= Gustave Massiah =

Gustave Massiah, or Gus, (born 1941) is a French economist, urbanist, and political analyst. He was a professor of urbanism at the French Ecole spéciale d'architecture in Paris, as well as the head of the CRID (Centre de recherche et d'information sur le développement).

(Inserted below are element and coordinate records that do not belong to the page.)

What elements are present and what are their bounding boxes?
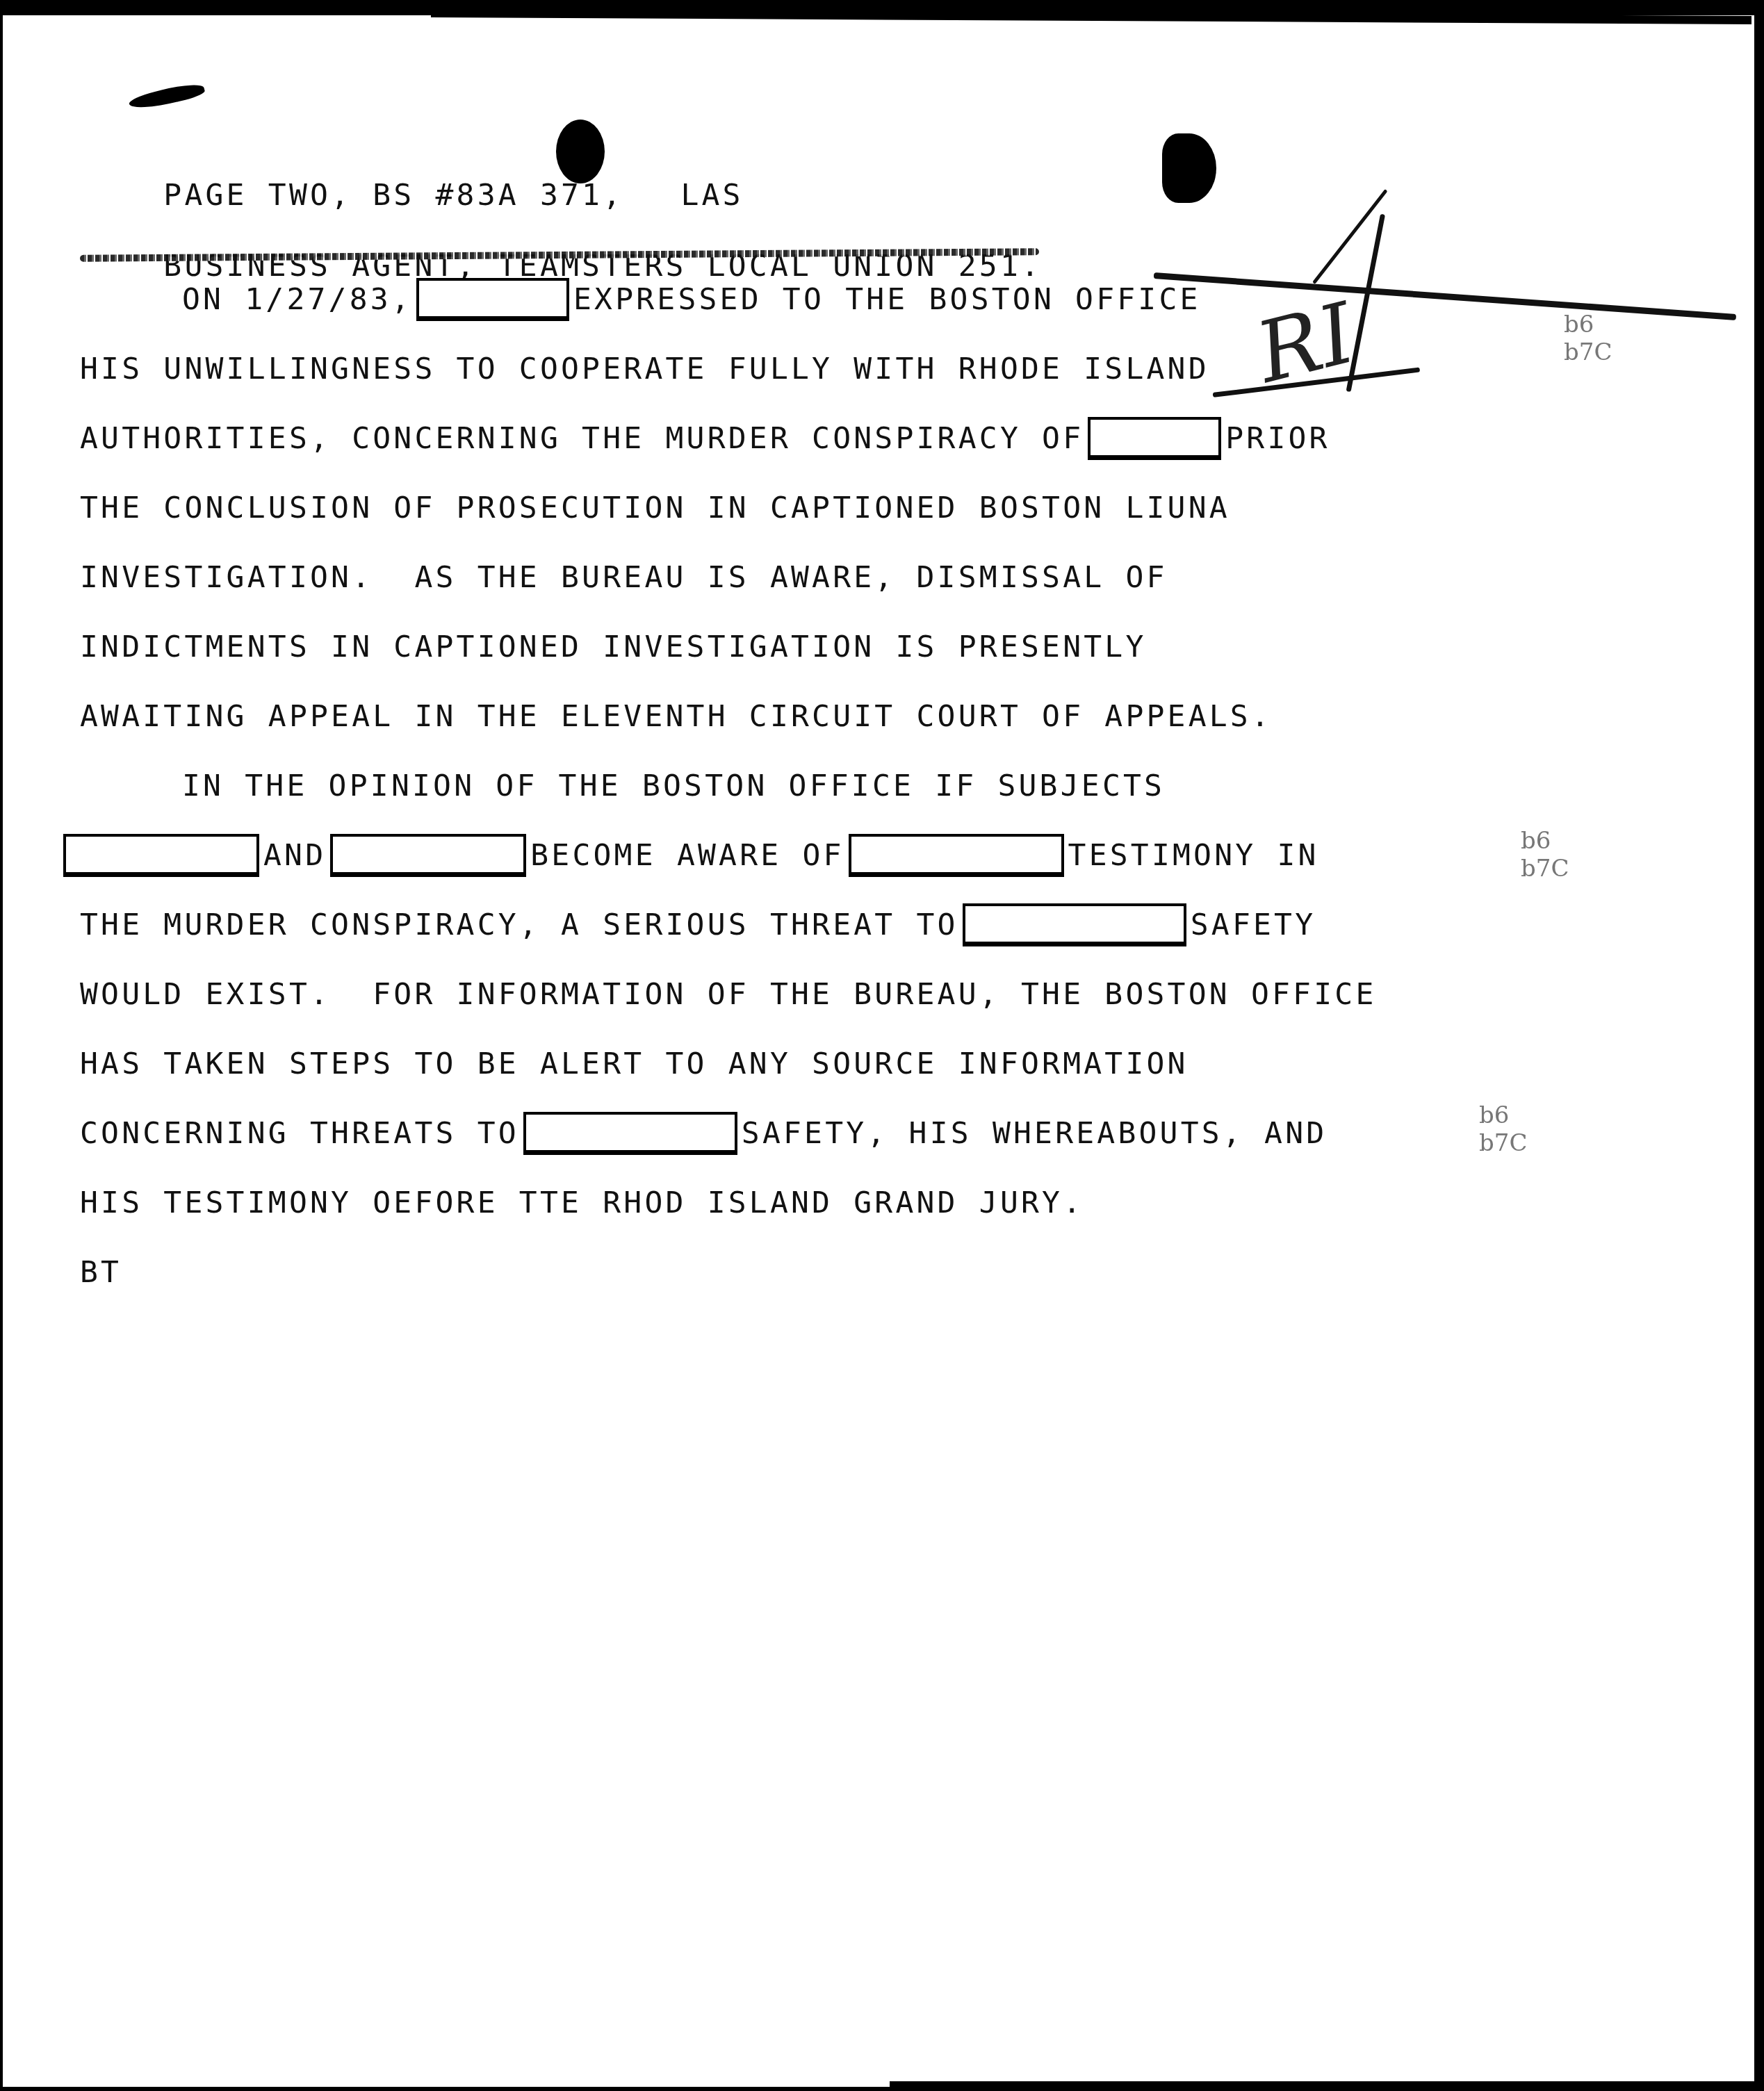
- memo-line: THE CONCLUSION OF PROSECUTION IN CAPTION…: [80, 485, 1230, 527]
- memo-line: IN THE OPINION OF THE BOSTON OFFICE IF S…: [182, 763, 1165, 805]
- exemption-code: b6: [1479, 1101, 1527, 1129]
- exemption-code: b6: [1521, 827, 1569, 855]
- memo-text: EXPRESSED TO THE BOSTON OFFICE: [573, 279, 1201, 320]
- memo-line: ON 1/27/83,EXPRESSED TO THE BOSTON OFFIC…: [182, 277, 1201, 318]
- memo-line: THE MURDER CONSPIRACY, A SERIOUS THREAT …: [80, 902, 1316, 944]
- document-page: PAGE TWO, BS #83A 371, LAS BUSINESS AGEN…: [0, 0, 1764, 2091]
- memo-text: AUTHORITIES, CONCERNING THE MURDER CONSP…: [80, 418, 1084, 459]
- ink-blot-right: [1162, 133, 1216, 203]
- header-page-line: PAGE TWO, BS #83A 371, LAS: [80, 131, 744, 172]
- memo-text: INDICTMENTS IN CAPTIONED INVESTIGATION I…: [80, 626, 1147, 668]
- exemption-marker: b6b7C: [1521, 827, 1569, 883]
- handwritten-strike-line: [1154, 272, 1736, 320]
- scan-edge-bottom: [890, 2081, 1764, 2091]
- memo-text: HAS TAKEN STEPS TO BE ALERT TO ANY SOURC…: [80, 1043, 1189, 1085]
- memo-line: INVESTIGATION. AS THE BUREAU IS AWARE, D…: [80, 555, 1168, 596]
- exemption-marker: b6b7C: [1479, 1101, 1527, 1157]
- exemption-code: b7C: [1564, 338, 1612, 366]
- memo-line: CONCERNING THREATS TOSAFETY, HIS WHEREAB…: [80, 1110, 1327, 1152]
- memo-text: ON 1/27/83,: [182, 279, 412, 320]
- memo-line: ANDBECOME AWARE OFTESTIMONY IN: [59, 833, 1319, 874]
- memo-text: WOULD EXIST. FOR INFORMATION OF THE BURE…: [80, 974, 1376, 1015]
- redaction-box: [63, 834, 259, 877]
- exemption-code: b6: [1564, 311, 1612, 338]
- memo-text: HIS UNWILLINGNESS TO COOPERATE FULLY WIT…: [80, 348, 1209, 390]
- memo-line: BT: [80, 1249, 122, 1291]
- memo-line: HAS TAKEN STEPS TO BE ALERT TO ANY SOURC…: [80, 1041, 1189, 1083]
- redaction-box: [416, 278, 569, 321]
- exemption-code: b7C: [1479, 1129, 1527, 1157]
- exemption-code: b7C: [1521, 855, 1569, 883]
- memo-text: PRIOR: [1225, 418, 1330, 459]
- memo-line: AUTHORITIES, CONCERNING THE MURDER CONSP…: [80, 416, 1330, 457]
- memo-line: WOULD EXIST. FOR INFORMATION OF THE BURE…: [80, 971, 1376, 1013]
- redaction-box: [523, 1112, 737, 1155]
- memo-text: SAFETY, HIS WHEREABOUTS, AND: [742, 1113, 1327, 1154]
- exemption-marker: b6b7C: [1564, 311, 1612, 366]
- memo-line: INDICTMENTS IN CAPTIONED INVESTIGATION I…: [80, 624, 1147, 666]
- memo-text: INVESTIGATION. AS THE BUREAU IS AWARE, D…: [80, 557, 1168, 598]
- memo-text: CONCERNING THREATS TO: [80, 1113, 519, 1154]
- memo-text: IN THE OPINION OF THE BOSTON OFFICE IF S…: [182, 765, 1165, 807]
- memo-line: AWAITING APPEAL IN THE ELEVENTH CIRCUIT …: [80, 694, 1272, 735]
- redaction-box: [1088, 417, 1221, 460]
- memo-text: THE CONCLUSION OF PROSECUTION IN CAPTION…: [80, 487, 1230, 529]
- memo-text: THE MURDER CONSPIRACY, A SERIOUS THREAT …: [80, 904, 958, 946]
- memo-text: BT: [80, 1252, 122, 1293]
- scan-edge-left: [0, 0, 3, 2091]
- header-subject-line: BUSINESS AGENT, TEAMSTERS LOCAL UNION 25…: [80, 202, 1042, 243]
- ink-blot-mark: [128, 80, 206, 113]
- memo-text: BECOME AWARE OF: [530, 835, 844, 876]
- redaction-box: [849, 834, 1064, 877]
- memo-line: HIS UNWILLINGNESS TO COOPERATE FULLY WIT…: [80, 346, 1209, 388]
- scan-edge-bottom-left: [0, 2087, 890, 2091]
- memo-text: HIS TESTIMONY OEFORE TTE RHOD ISLAND GRA…: [80, 1182, 1084, 1224]
- scan-edge-right: [1754, 0, 1764, 2091]
- memo-line: HIS TESTIMONY OEFORE TTE RHOD ISLAND GRA…: [80, 1180, 1084, 1222]
- redaction-box: [963, 903, 1186, 946]
- memo-text: SAFETY: [1191, 904, 1316, 946]
- memo-text: AND: [263, 835, 326, 876]
- memo-text: AWAITING APPEAL IN THE ELEVENTH CIRCUIT …: [80, 696, 1272, 737]
- memo-text: TESTIMONY IN: [1068, 835, 1319, 876]
- redaction-box: [330, 834, 526, 877]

Gustave Massiah is one of the founders of the French Attac, of which he had been its vice-president until 2006, and he remains a member of its scientific council.

==Books==
- 1975, La Crise de l’impérialisme, with Samir Amin, Alexandre Faire and Mahmoud Hussein, Editions de Minuit, Paris
- 1988, Villes en développement – Essai sur les politiques urbaines dans le tiers monde, with Jean-François Tribillon, La Découverte, Paris
- 2000, Une économie au service de l’homme, from ATTAC Summer University August 2000. Gustave Massiah Report: «De l’ajustement structurel au respect des droits humains », Éditions Mille et une nuits.
- 2004, Le développement a-t-l un avenir ? Pour une économie solidaire et économe, with and directed by Jean-Marie Harribey, Éditions Mille et une nuits.
- 2011, Une stratégie de l'altermondialisme, with Élise Massiah, Collection : Cahiers libres, La Découverte, ISBN 9782707165411.